Eu, meus personagens e o WoW

Março 24, 2009 · Deixe um comentário

cancelled

Vivi uma relação de amor e ódio com o World of Warcraft. Recentemente desisti do jogo pela terceira vez. Acredito que nesta oportunidade seja definitivo, pois também alterei minha senha o coloquei um email inexistente para arecuperação do código de acesso.

Ao desistir fiquei impressionado com a quantidade de sites que oferecem informações para quem pretende tomar esse tipo de decisão: wowdetox.com, quitwow.com além de artigos em fóruns e posts espalhados pela blogosfera.

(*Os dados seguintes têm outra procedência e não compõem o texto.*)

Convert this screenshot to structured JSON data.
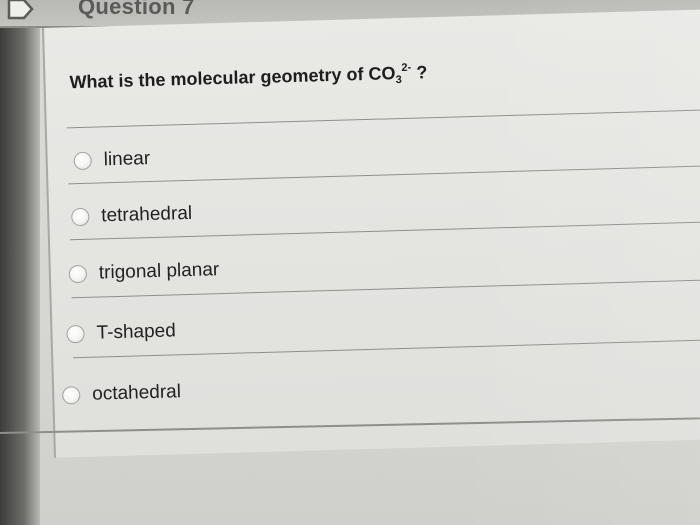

Quem desiste normamente reclama da mesma coisa: para ser alguém no jogo é preciso jogar mais do que os outros. Ser bem-sucedido na vida real e no jogo é virtualmente (virtualmente sem sarcasmo) impossível. Consome tempo demais. Talvez alguém que possua uma origem mais abastada e não precise correr tanto atrás do próprio futuro tenha uma opinião diferente. Mas o cara que é auxiliar de escritório durante o dia, mas de noite é um Shaman líder de raids, vai continuar sendo um auxiliar de escritório.

As pessoas querem mais. As pessoas querem andar para frente. Por isso tem tanta gente parando com o WoW.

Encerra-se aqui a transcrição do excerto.